Test configuration requires reading those files to figure out what names are present. Test runs require unpacking the contents to a temporary file. Together this add over a second to each test run, simply during import.
This can be reduced by replacing those tar.gz files with a zip file.
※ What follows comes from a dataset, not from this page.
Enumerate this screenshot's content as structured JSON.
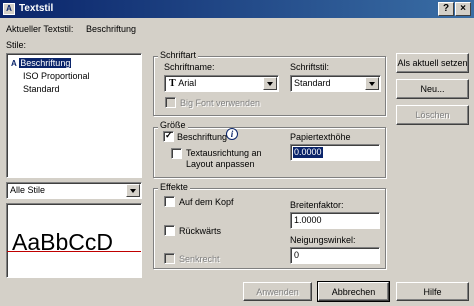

The zip file includes an index, so filename discovery is fast, and the entries can be extracted directly, without going through a temporary unpack.
The test discovery process replaces:
with tarfile.open(alkethoh_tar_file_path, "r:gz") as tar:
# Collect all the files discarding the duplicates in the test_filt1 folder.
slow_test_cases = {
extract_id(m.name)
for m in tar.getmembers()
if "crd" in m.name and "test_filt1" not in m.name
}
with something like:
with zipfile.ZipFile(alkethoh_zip_file_path) as z:
# Collect all the files discarding the duplicates in the test_filt1 folder.
slow_test_cases = {
extract_id(m)
for m in z.namelist()
if "crd" in m and "test_filt1" not in m
}
There is some space cost to having a zip file; the files are larger:
-rw-r--r-- 1 dalke admin 5042284 May 26 16:00 AlkEthOH_tripos.tar.gz
-rw-r--r-- 1 dalke admin 8474005 May 27 14:58 AlkEthOH_tripos.zip
-rw-r--r-- 1 dalke admin 1484592 May 26 16:01 FreeSolv.tar.gz
-rw-r--r-- 1 dalke admin 2406597 May 27 15:21 FreeSolv.zip
The tests.utils functions like get_alkethoh_file_path() will also need to be updated to use the zip file.
If accepted, this should reduce test time, and simplify test configuration.
I like these runtime improvements, but the our git file history has become embarrassingly large, and making this change would make it even larger. This could be a good improvement to tackle alongside #43.